Anselmo interrompe abruptamente, batendo a palma da mão na mesa.

- Não é nada do que você está pensando, cara... não é nada disso. Não é... puuuta meeerda!

- Então o que é? Não estou entendendo mais nada. Nadinha. Tô mais por fora do que umbigo de vedete!

- Ih... essa foi velha pra caraaaalho. Manda outra! Acho que nem tem mais vedete. He-he-he! Essa foi boa... boooa Edgard!!!

- Tá bem. Tá bem... tô ficando velho... é o tempo... o tempo passa...

- Era o link de uma cantora americana, linda... cantava uma música...muito hormônio feminino... você sentia. Aquela boca, tesão, tesão, puro tesão... Mulher... com “ eme” maiúsculo. Daí fui entrando em outra músicas dela. Sabe cuméquié... YouTube... você vai navegando... vai descobrindo... vai crescendo.
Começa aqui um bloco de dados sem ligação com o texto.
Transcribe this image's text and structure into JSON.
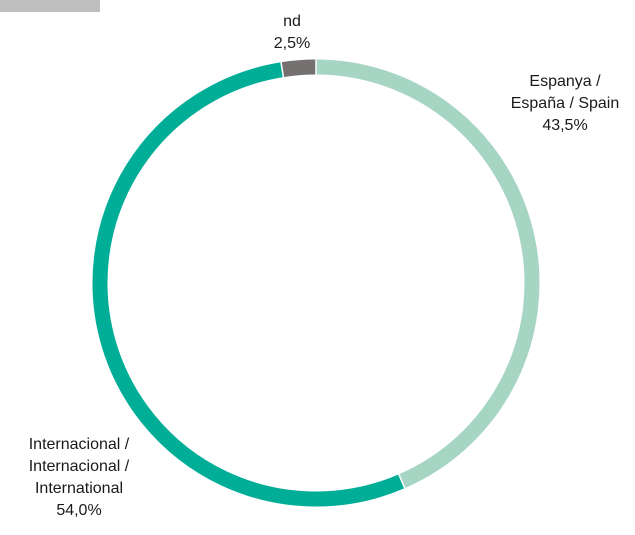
{
  "chart_data": {
    "type": "pie",
    "variant": "donut",
    "title": "",
    "legend": "none",
    "slices": [
      {
        "label_lines": [
          "Espanya /",
          "España / Spain"
        ],
        "value": 43.5,
        "value_text": "43,5%",
        "color": "#a7d5c4"
      },
      {
        "label_lines": [
          "Internacional /",
          "Internacional /",
          "International"
        ],
        "value": 54.0,
        "value_text": "54,0%",
        "color": "#00ae98"
      },
      {
        "label_lines": [
          "nd"
        ],
        "value": 2.5,
        "value_text": "2,5%",
        "color": "#767171"
      }
    ]
  }
}
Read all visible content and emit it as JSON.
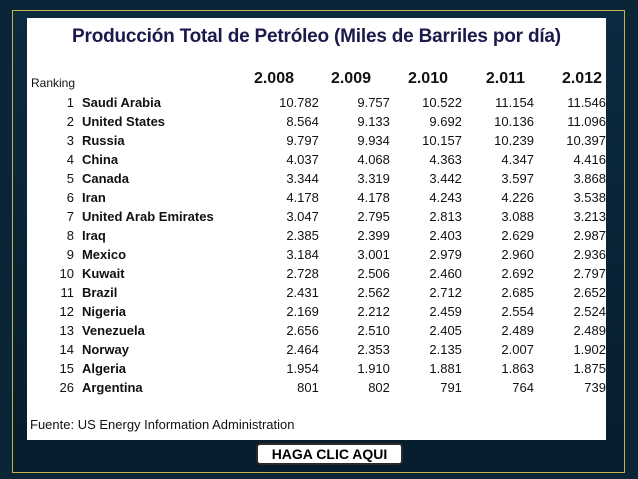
{
  "title": "Producción Total de Petróleo (Miles de Barriles por día)",
  "ranking_label": "Ranking",
  "years": [
    "2.008",
    "2.009",
    "2.010",
    "2.011",
    "2.012"
  ],
  "rows": [
    {
      "rank": "1",
      "country": "Saudi Arabia",
      "values": [
        "10.782",
        "9.757",
        "10.522",
        "11.154",
        "11.546"
      ]
    },
    {
      "rank": "2",
      "country": "United States",
      "values": [
        "8.564",
        "9.133",
        "9.692",
        "10.136",
        "11.096"
      ]
    },
    {
      "rank": "3",
      "country": "Russia",
      "values": [
        "9.797",
        "9.934",
        "10.157",
        "10.239",
        "10.397"
      ]
    },
    {
      "rank": "4",
      "country": "China",
      "values": [
        "4.037",
        "4.068",
        "4.363",
        "4.347",
        "4.416"
      ]
    },
    {
      "rank": "5",
      "country": "Canada",
      "values": [
        "3.344",
        "3.319",
        "3.442",
        "3.597",
        "3.868"
      ]
    },
    {
      "rank": "6",
      "country": "Iran",
      "values": [
        "4.178",
        "4.178",
        "4.243",
        "4.226",
        "3.538"
      ]
    },
    {
      "rank": "7",
      "country": "United Arab Emirates",
      "values": [
        "3.047",
        "2.795",
        "2.813",
        "3.088",
        "3.213"
      ]
    },
    {
      "rank": "8",
      "country": "Iraq",
      "values": [
        "2.385",
        "2.399",
        "2.403",
        "2.629",
        "2.987"
      ]
    },
    {
      "rank": "9",
      "country": "Mexico",
      "values": [
        "3.184",
        "3.001",
        "2.979",
        "2.960",
        "2.936"
      ]
    },
    {
      "rank": "10",
      "country": "Kuwait",
      "values": [
        "2.728",
        "2.506",
        "2.460",
        "2.692",
        "2.797"
      ]
    },
    {
      "rank": "11",
      "country": "Brazil",
      "values": [
        "2.431",
        "2.562",
        "2.712",
        "2.685",
        "2.652"
      ]
    },
    {
      "rank": "12",
      "country": "Nigeria",
      "values": [
        "2.169",
        "2.212",
        "2.459",
        "2.554",
        "2.524"
      ]
    },
    {
      "rank": "13",
      "country": "Venezuela",
      "values": [
        "2.656",
        "2.510",
        "2.405",
        "2.489",
        "2.489"
      ]
    },
    {
      "rank": "14",
      "country": "Norway",
      "values": [
        "2.464",
        "2.353",
        "2.135",
        "2.007",
        "1.902"
      ]
    },
    {
      "rank": "15",
      "country": "Algeria",
      "values": [
        "1.954",
        "1.910",
        "1.881",
        "1.863",
        "1.875"
      ]
    },
    {
      "rank": "26",
      "country": "Argentina",
      "values": [
        "801",
        "802",
        "791",
        "764",
        "739"
      ]
    }
  ],
  "source": "Fuente: US Energy Information Administration",
  "cta_label": "HAGA CLIC AQUI",
  "colors": {
    "background": "#0a2538",
    "frame_border": "#c9b24a",
    "title": "#1a1a4d"
  }
}
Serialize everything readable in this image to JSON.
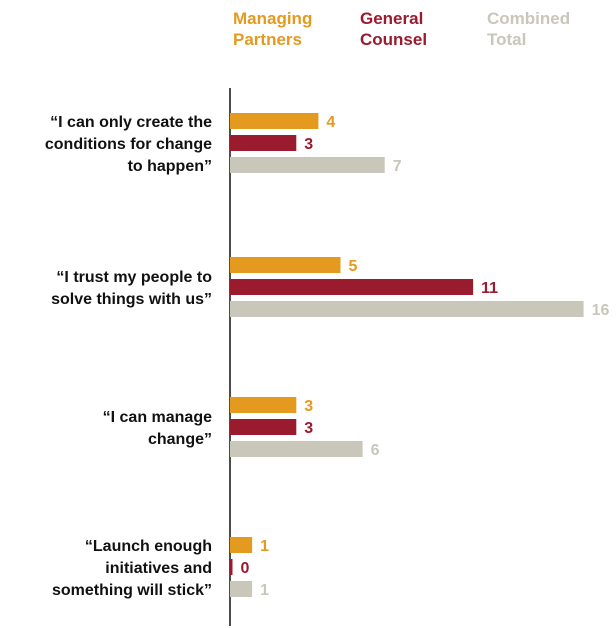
{
  "chart_data": {
    "type": "bar",
    "orientation": "horizontal",
    "categories": [
      "“I can only create the conditions for change to happen”",
      "“I trust my people to solve things with us”",
      "“I can manage change”",
      "“Launch enough initiatives and something will stick”"
    ],
    "category_lines": [
      [
        "“I can only create the",
        "conditions for change",
        "to happen”"
      ],
      [
        "“I trust my people to",
        "solve things with us”"
      ],
      [
        "“I can manage",
        "change”"
      ],
      [
        "“Launch enough",
        "initiatives and",
        "something will stick”"
      ]
    ],
    "series": [
      {
        "name": "Managing Partners",
        "name_lines": [
          "Managing",
          "Partners"
        ],
        "color": "#E39A1E",
        "values": [
          4,
          5,
          3,
          1
        ]
      },
      {
        "name": "General Counsel",
        "name_lines": [
          "General",
          "Counsel"
        ],
        "color": "#9B1B2E",
        "values": [
          3,
          11,
          3,
          0
        ]
      },
      {
        "name": "Combined Total",
        "name_lines": [
          "Combined",
          "Total"
        ],
        "color": "#C9C6BA",
        "values": [
          7,
          16,
          6,
          1
        ]
      }
    ],
    "xlim": [
      0,
      16
    ],
    "legend": "top",
    "grid": false,
    "title": "",
    "xlabel": "",
    "ylabel": ""
  }
}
E foi crescendo a porra da atração... – fez uma pausa –... uma atração que foi virando paixão... Ta rindo?... rindo de quê?... Ela me enfeitiçou. Eu... eu a amo com toda a força do meu ser...

Edgard interrompeu Anselmo, colocou sua mão em cima da dele num gesto de solidariedade. Estava rindo.

- Você me lembrou daquele filme o filme “O fã”... lembra... com a Lauren Bacall? Um filme em que um sujeito começa a escrever para uma atriz... famosa... e sua obsessão vai aumentando... aumentando...

-Tá me chamando de tarado? Pior... de serial-kiiiller? Pooorra, onde nós estamos...

Neste momento o garçom chegou com os pratos. Pediu licença, meio que desajeitado. Eles esperaram acabar o procedimento. Terminado, Anselmo prosseguiu:

- É sério... amigo... é sério. Não é uma coisinha à toa. É paixão! Das brabas...

- Mas... o quê qui você fez, cara, você fez alguma coisa? Escreveu uma carta pra ela? Bateu uma punheta pelo menos?

-Não briiiinca... é sério. Você já viu ela cantando “Everything changes”. Mudou mesmo... mudou tudo pra mim... a partir daquele instante... mudou!

O papo rolou o resto da tarde. Saíram tropeçando. Nem voltaram para o trabalho. Edgard ligou e deu uma senhora desculpa, dizendo que havia passado mal e fôra parar no pronto-socorro. E o Anselmo teve que acompanhá-lo.

No dia seguinte, uma puta duma ressaca, Edgard chegou cedo no trabalho. Anselmo ainda não havia chegado. Bom, também era cedo demais. Daí a meia hora tocou o telefone.

- Noêmiaaa!!! Que prazer... há quanto tempo – uma longa pausa – O quêêêê??? Quando??? Como???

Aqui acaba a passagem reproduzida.